First, the ordering of the headships are significant, but in what way? If a primarily hierarchical or "chain-of-being" approach was intended, why did Paul (and the Holy Spirit) not place the third pair first, the first second, and the second third? Against those who would stress a tight conjunction, it must be stated that the headships are analogous rather than univocal. But against those who would stress a loose disjunction, it must be stated that the headships are analogous rather than equivocal.

Second, with regard to the question of gender relations, which analogy is to receive primary attention when comparing man and wife: Christ and man? Or God and Christ? And what does the comparison intend? In the longer comparison drawn in Ephesians 5, the emphasis is not on Christ and the man, or on God and Christ, but on Christ and the church, a comparison not made in 1 Corinthians 11:3. This suggests further canonical exegesis is required when correlating the Trinity and human marriage. (Moreover, 1 Cor 11:3 should be read in the context of 1 Cor 11:2-16.)

Third, the relations themselves are not identical.
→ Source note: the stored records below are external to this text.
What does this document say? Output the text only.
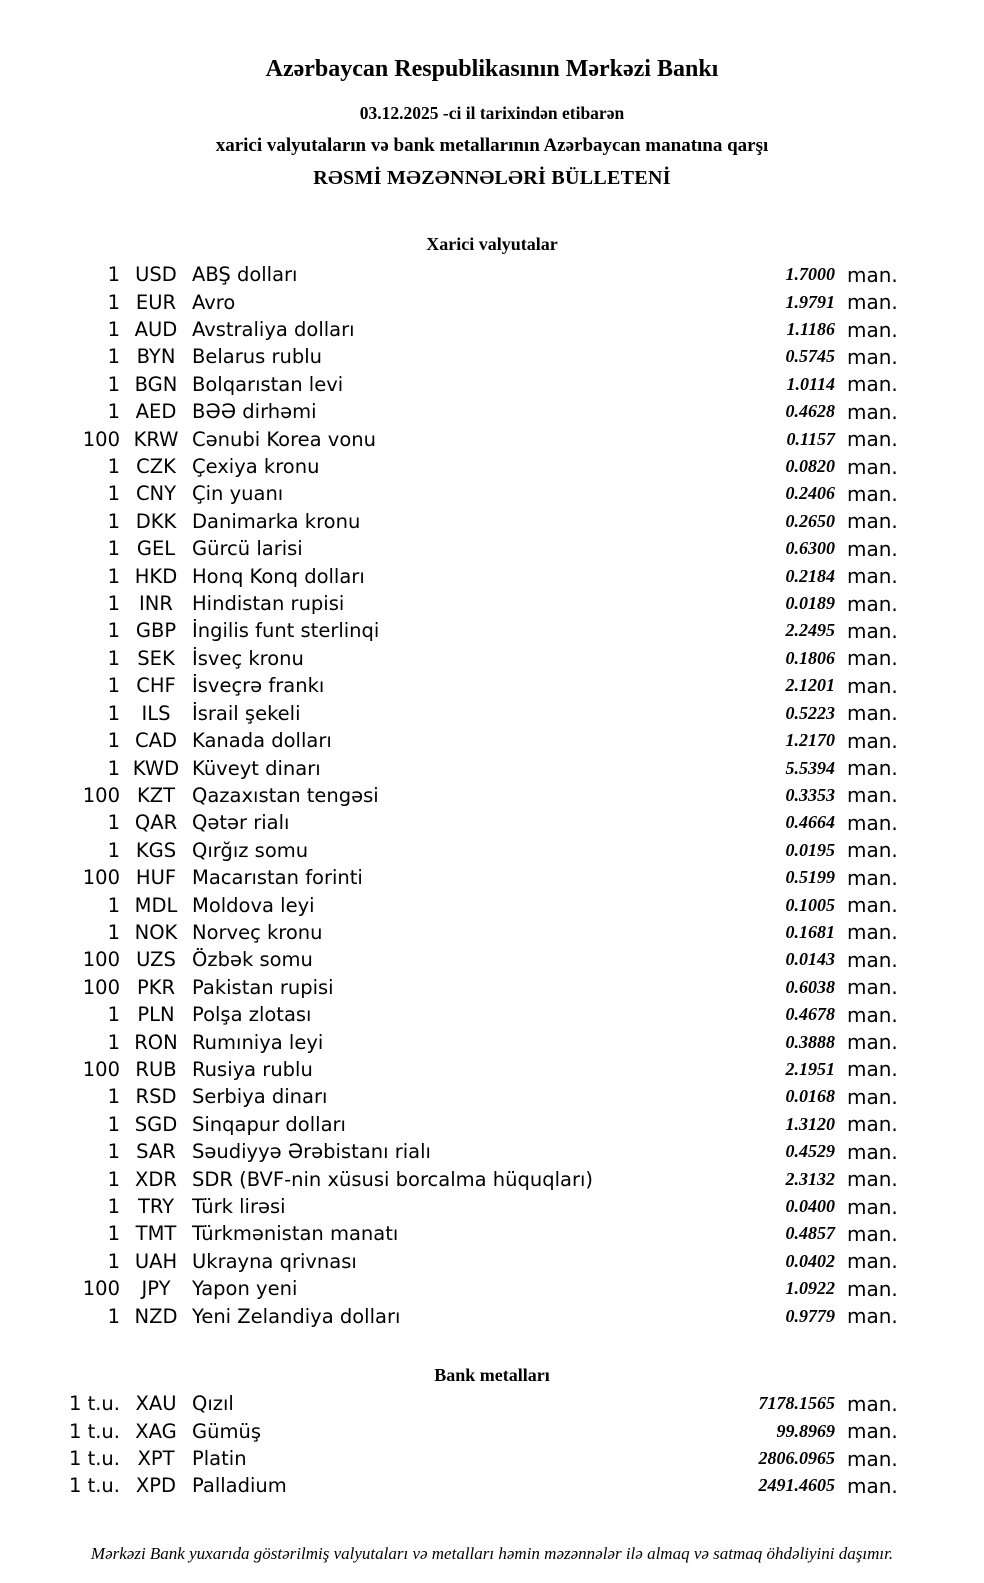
Azərbaycan Respublikasının Mərkəzi Bankı
03.12.2025 -ci il tarixindən etibarən
xarici valyutaların və bank metallarının Azərbaycan manatına qarşı
RƏSMİ MƏZƏNNƏLƏRİ BÜLLETENİ
Xarici valyutalar
1 USD ABŞ dolları	1.7000 man.
1 EUR Avro	1.9791 man.
1 AUD Avstraliya dolları	1.1186 man.
1 BYN Belarus rublu	0.5745 man.
1 BGN Bolqarıstan levi	1.0114 man.
1 AED BƏƏ dirhəmi	0.4628 man.
100 KRW Cənubi Korea vonu	0.1157 man.
1 CZK Çexiya kronu	0.0820 man.
1 CNY Çin yuanı	0.2406 man.
1 DKK Danimarka kronu	0.2650 man.
1 GEL Gürcü larisi	0.6300 man.
1 HKD Honq Konq dolları	0.2184 man.
1 INR Hindistan rupisi	0.0189 man.
1 GBP İngilis funt sterlinqi	2.2495 man.
1 SEK İsveç kronu	0.1806 man.
1 CHF İsveçrə frankı	2.1201 man.
1	ILS	İsrail şekeli	0.5223 man.
1 CAD Kanada dolları	1.2170 man.
1 KWD Küveyt dinarı	5.5394 man.
100 KZT Qazaxıstan tengəsi	0.3353 man.
1 QAR Qətər rialı	0.4664 man.
1 KGS Qırğız somu	0.0195 man.
100 HUF Macarıstan forinti	0.5199 man.
1 MDL Moldova leyi	0.1005 man.
1 NOK Norveç kronu	0.1681 man.
100 UZS Özbək somu	0.0143 man.
100 PKR Pakistan rupisi	0.6038 man.
1 PLN Polşa zlotası	0.4678 man.
1 RON Rumıniya leyi	0.3888 man.
100 RUB Rusiya rublu	2.1951 man.
1 RSD Serbiya dinarı	0.0168 man.
1 SGD Sinqapur dolları	1.3120 man.
1 SAR Səudiyyə Ərəbistanı rialı	0.4529 man.
1 XDR SDR (BVF-nin xüsusi borcalma hüquqları)	2.3132 man.
1 TRY Türk lirəsi	0.0400 man.
1 TMT Türkmənistan manatı	0.4857 man.
1 UAH Ukrayna qrivnası	0.0402 man.
100	JPY	Yapon yeni	1.0922 man.
1 NZD Yeni Zelandiya dolları	0.9779 man.
Bank metalları
1 t.u. XAU Qızıl	7178.1565 man.
1 t.u. XAG Gümüş	99.8969 man.
1 t.u. XPT Platin	2806.0965 man.
1 t.u. XPD Palladium	2491.4605 man.
Mərkəzi Bank yuxarıda göstərilmiş valyutaları və metalları həmin məzənnələr ilə almaq və satmaq öhdəliyini daşımır.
While there is a headship in each relation, each is characterized by its own properties. The relation between man and wife is copulative, while that between God and Christ is generative, and that between Christ and man is creative. To misconstrue the relations among the headships would create not only theological but ethical chaos.

This example suggests there are significant exegetical qualifications required before drawing anthropological conclusions from analogies. The relations of authority analogy is helpful and necessary, since it is divinely revealed. But it must be utilized within its appropriate limits.